In a 1992 piece in the London Sunday Times, which had earlier serialized Music for Chameleons, reporters Peter and Leni Gillman investigated the source of "Handcarved Coffins", the piece Capote subtitled "a nonfiction account of an American crime". They found no reported series of American murders in the same town which included all of the details Capote described—the sending of miniature coffins, a rattlesnake murder, a decapitation, etc. Instead, they found that a few of the details closely mirrored a case on which Al Dewey, the investigator Capote portrayed in In Cold Blood, had worked. They concluded that Capote had invented the rest of the story, including his meetings with the suspected killer, Quinn.

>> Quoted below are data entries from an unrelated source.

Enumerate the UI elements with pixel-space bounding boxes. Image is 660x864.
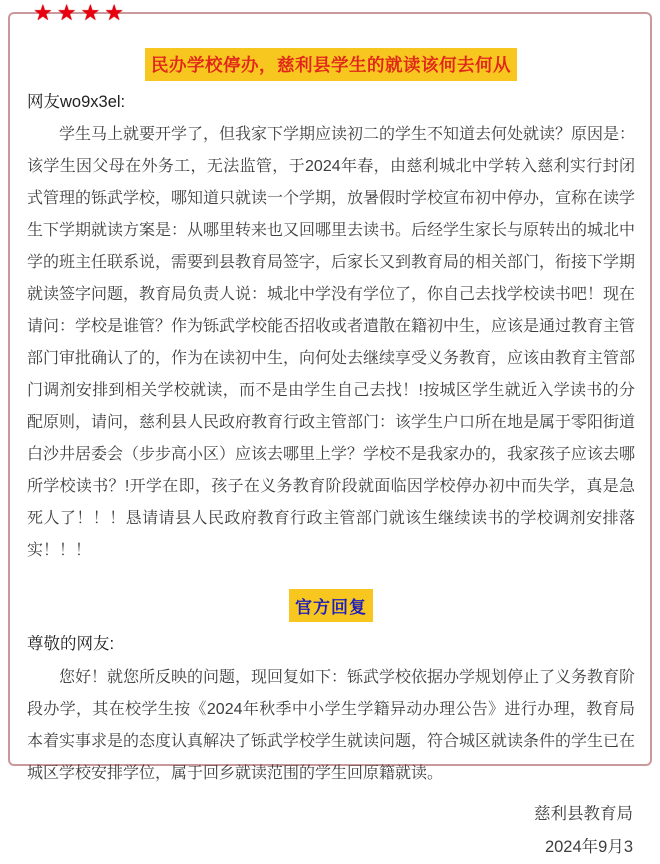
official-reply-heading-row xyxy=(27,589,635,622)
star-icon: ★ xyxy=(104,0,128,25)
reply-date: 2024年9月3 xyxy=(544,838,633,856)
question-paragraph: 学生马上就要开学了，但我家下学期应读初二的学生不知道去何处就读？原因是：该学生因父母在外务工，无法监管，于2024年春，由慈利城北中学转入慈利实行封闭式管理的铄武学校，哪知道只就读一个学期，放暑假时学校宣布初中停办，宣称在读学生下学期就读方案是：从哪里转来也又回哪里去读书。后经学生家长与原转出的城北中学的班主任联系说，需要到县教育局签字，后家长又到教育局的相关部门，衔接下学期就读签字问题，教育局负责人说：城北中学没有学位了，你自己去找学校读书吧！现在请问：学校是谁管？作为铄武学校能否招收或者遣散在籍初中生，应该是通过教育主管部门审批确认了的，作为在读初中生，向何处去继续享受义务教育，应该由教育主管部门调剂安排到相关学校就读，而不是由学生自己去找！!按城区学生就近入学读书的分配原则，请问，慈利县人民政府教育行政主管部门：该学生户口所在地是属于零阳街道白沙井居委会（步步高小区）应该去哪里上学？学校不是我家办的，我家孩子应该去哪所学校读书？!开学在即，孩子在义务教育阶段就面临因学校停办初中而失学，真是急死人了！！！恳请请县人民政府教育行政主管部门就该生继续读书的学校调剂安排落实！！！ xyxy=(27,126,636,559)
star-icon: ★ xyxy=(33,0,57,25)
post-title-row xyxy=(27,42,635,81)
signature-block xyxy=(27,798,635,864)
star-icon: ★ xyxy=(80,0,105,25)
reply-paragraph: 您好！就您所反映的问题，现回复如下：铄武学校依据办学规划停止了义务教育阶段办学，其在校学生按《2024年秋季中小学生学籍异动办理公告》进行办理，教育局本着实事求是的态度认真解决了铄武学校学生就读问题，符合城区就读条件的学生已在城区学校安排学位，属于回乡就读范围的学生回原籍就读。 xyxy=(27,669,636,782)
netizen-name: 网友wo9x3el: xyxy=(27,93,126,111)
reply-salutation: 尊敬的网友: xyxy=(27,635,115,653)
official-reply-heading: 官方回复 xyxy=(289,589,373,622)
post-title: 民办学校停办，慈利县学生的就读该何去何从 xyxy=(145,48,517,81)
star-icon: ★ xyxy=(56,0,81,25)
reply-signature: 慈利县教育局 xyxy=(534,805,633,823)
rating-stars xyxy=(33,1,128,25)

Capote previously furnished a full account of the Dewey case during a May 20, 1975 appearance on The Tonight Show with Johnny Carson. While noting that he had no desire to write another true crime opus, he recalled that one particular case had caught his interest. Thereafter, Capote went on to describe the rattlesnake murders, the burning farm house murders, and other details. He also stated that he could not divulge all the details of the crime (including the locations involved) because the police did not have enough evidence to arrest their suspect, and that there were others on a "list" that the killer was still stalking. He stated that the police had the suspect under constant surveillance and were awaiting further action. This account seems to follow the portion of the finished story the Gillmans thought was patterned after a true crime but did not include portions that they felt had been fabricated.